4. I limiti dello sviluppo
Nel 1972, su commissione del Club di Roma, il Massachusetts Institute of Technology aveva realizzato lo studio scientifico Limits to Growth (I limiti dello sviluppo) che dimostrava scientificamente l’esistenza di un limite invalicabile dello sviluppo economico a causa di risorse, come petrolio e gas naturale, presenti in natura in quantità finite e non incrementabili.
Una volta raggiunto questo limite, la produzione si sarebbe ridotta fino a esaurirsi e la popolazione mondiale si sarebbe trovata in uno stato di povertà ai margini della sussistenza.
A cinquant’anni esatti di distanza, di fronte all’attuale crisi energetica c’è da chiedersi quanto vicini siamo a quel limite.
I dati riguardanti le fonti non rinnovabili non sono infatti rassicuranti. Secondo un recente studio pubblicato dal sito di finanza Bloomberg, a fronte dei consumi attuali di petrolio le analisi geologiche prevedono per gli attuali giacimenti una durata tecnica di 50 anni, anche se previsioni più ottimistiche sostengono che le riserve di greggio potrebbero durare per altri 70 anni.
Quanto al metano, si calcola che le riserve del pianeta ammontino a 190mila miliardi di metri cubi.

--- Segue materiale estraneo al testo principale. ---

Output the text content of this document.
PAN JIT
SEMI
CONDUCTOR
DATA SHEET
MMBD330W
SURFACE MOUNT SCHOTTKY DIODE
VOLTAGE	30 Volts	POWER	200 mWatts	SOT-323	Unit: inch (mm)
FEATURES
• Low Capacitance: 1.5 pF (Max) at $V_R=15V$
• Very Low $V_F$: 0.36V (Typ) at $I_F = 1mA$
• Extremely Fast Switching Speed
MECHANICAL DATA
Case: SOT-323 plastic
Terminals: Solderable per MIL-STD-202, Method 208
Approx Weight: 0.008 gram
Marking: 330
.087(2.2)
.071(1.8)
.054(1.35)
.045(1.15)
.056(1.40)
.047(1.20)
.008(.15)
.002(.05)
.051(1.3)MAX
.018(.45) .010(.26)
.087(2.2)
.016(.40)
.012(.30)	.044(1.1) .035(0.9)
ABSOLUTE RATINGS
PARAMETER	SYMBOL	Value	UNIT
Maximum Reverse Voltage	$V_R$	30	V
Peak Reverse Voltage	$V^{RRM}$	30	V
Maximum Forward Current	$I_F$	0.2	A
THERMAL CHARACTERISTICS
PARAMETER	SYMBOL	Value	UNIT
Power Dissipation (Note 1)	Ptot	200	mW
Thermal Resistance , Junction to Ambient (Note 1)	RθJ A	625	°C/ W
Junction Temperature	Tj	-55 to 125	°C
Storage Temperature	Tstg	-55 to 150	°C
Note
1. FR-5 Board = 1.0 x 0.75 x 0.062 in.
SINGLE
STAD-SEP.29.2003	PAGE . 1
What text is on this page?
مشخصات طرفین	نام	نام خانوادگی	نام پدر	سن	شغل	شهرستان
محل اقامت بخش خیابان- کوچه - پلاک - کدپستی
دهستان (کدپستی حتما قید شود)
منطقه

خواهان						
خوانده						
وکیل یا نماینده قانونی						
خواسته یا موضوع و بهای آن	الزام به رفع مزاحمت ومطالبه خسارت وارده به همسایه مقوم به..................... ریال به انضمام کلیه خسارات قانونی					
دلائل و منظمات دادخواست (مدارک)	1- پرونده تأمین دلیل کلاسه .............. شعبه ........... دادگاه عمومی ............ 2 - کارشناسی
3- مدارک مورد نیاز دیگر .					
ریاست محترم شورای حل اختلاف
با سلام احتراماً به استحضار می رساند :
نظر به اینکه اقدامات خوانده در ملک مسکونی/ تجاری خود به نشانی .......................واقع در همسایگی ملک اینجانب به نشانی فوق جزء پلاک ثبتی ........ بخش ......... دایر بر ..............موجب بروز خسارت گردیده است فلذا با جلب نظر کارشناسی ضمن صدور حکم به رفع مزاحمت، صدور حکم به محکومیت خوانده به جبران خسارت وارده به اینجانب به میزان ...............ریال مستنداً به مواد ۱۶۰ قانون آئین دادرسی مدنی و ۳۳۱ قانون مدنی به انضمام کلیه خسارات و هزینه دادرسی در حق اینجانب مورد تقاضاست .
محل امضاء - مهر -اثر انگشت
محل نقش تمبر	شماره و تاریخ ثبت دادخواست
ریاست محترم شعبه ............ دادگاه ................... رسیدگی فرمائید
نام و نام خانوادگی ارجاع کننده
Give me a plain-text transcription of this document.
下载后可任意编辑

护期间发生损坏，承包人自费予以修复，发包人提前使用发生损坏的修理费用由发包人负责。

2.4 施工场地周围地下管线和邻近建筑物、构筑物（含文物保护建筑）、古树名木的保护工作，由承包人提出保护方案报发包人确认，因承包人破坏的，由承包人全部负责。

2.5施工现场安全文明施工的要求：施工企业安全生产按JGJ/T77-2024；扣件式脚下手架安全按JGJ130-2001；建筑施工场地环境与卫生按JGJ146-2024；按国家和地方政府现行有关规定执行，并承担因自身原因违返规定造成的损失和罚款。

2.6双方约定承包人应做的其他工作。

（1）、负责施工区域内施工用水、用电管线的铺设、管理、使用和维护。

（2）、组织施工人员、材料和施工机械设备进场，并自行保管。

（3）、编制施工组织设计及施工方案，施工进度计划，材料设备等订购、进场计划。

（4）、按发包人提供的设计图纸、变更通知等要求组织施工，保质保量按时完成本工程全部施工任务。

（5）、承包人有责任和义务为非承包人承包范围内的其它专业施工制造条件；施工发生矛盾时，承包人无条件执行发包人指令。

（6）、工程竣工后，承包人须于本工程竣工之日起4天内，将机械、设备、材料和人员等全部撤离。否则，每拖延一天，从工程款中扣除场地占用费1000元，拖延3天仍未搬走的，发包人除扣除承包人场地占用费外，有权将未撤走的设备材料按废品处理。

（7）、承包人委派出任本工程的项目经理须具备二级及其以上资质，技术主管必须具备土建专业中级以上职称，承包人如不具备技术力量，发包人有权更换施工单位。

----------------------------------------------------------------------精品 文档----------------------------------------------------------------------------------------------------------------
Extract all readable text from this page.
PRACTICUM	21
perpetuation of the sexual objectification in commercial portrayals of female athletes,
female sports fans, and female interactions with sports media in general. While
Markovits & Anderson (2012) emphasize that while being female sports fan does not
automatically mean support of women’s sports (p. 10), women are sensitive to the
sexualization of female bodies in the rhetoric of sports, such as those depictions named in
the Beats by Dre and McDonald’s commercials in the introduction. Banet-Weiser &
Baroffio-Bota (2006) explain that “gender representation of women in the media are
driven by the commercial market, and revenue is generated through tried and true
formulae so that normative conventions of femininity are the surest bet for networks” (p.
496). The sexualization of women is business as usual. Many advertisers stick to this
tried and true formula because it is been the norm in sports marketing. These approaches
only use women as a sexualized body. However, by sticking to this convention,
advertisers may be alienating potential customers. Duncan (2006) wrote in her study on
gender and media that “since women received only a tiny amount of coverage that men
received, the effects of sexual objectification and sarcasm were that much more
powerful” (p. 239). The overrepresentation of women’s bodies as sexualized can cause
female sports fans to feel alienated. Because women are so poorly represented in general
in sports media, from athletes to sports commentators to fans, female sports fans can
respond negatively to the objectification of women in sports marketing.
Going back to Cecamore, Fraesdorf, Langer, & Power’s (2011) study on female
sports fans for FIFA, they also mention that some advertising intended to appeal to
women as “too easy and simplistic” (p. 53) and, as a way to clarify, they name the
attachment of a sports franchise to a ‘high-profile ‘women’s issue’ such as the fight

Si tratta di quelle accertate, alle quali potrebbero aggiungersi in futuro gli eventuali giacimenti ancora da scoprire.
Tuttavia, in mancanza di nuove fonti anche il gas naturale sarà prima o poi soggetto a una crescente scarsità e, infine, all’esaurimento.
Considerando un consumo annuale di circa 3-4 mila miliardi di metri cubi, le attuali riserve dovrebbero esaurirsi entro la seconda metà di questo secolo.
5. La carta d’identità del metano
Il metano è l’idrocarburo gassoso più semplice. La sua molecola ha la forma di un tetraedro regolare con 1 atomo di carbonio al centro e 4 atomi di idrogeno ai vertici.
Più leggero dell’aria, a temperatura e pressione ambientali si presenta come gas incolore, inodore, non tossico.
Miscelato con l’aria, è infiammabile se la sua concentrazione è compresa tra il 5 e il 15 per cento: sotto il 5 per cento, la quantità del gas non basta ad alimentare la combustione, mentre sopra il 15 è il tenore di ossigeno presente nell’aria a non essere sufficiente.
Alla temperatura di 15 °C e alla pressione atmosferica, 1 metro cubo di metano sviluppa oltre 8.000 chilocalorie, ha cioè un contenuto energetico pari a quello di 1,2 kg di carbone e di 0,83 kg di petrolio.
Il metano diventa liquido a una temperatura critica di -83 °C quando è sottoposto a una pressione di 45 atmosfere. Il passaggio allo stato liquido può avvenire anche diminuendo la temperatura o aumentando la pressione.
In Italia, fu lo scienziato comasco Alessandro Volta (foto sotto) a notare per primo nel 1776 la presenza in natura del metano. Mentre in barca costeggiava i canneti del lago Maggiore presso Angera, frugando con un bastone il fondo melmoso dell’acqua, vide salire a galla e poi svanire nell’aria delle bollicine gassose.
Raccolti dei campioni e analizzati in laboratorio, si accorse ben presto che, allo stesso modo dell’idrogeno, anche il gas emanato dalle paludi era infiammabile e poteva essere incendiato sia per mezzo di una candela accesa sia mediante una scarica elettrica.
Volta definì il gas “aria infiammabile nativa delle paludi”, suggerendo di sostituirlo come combustibile all’olio per le lampade.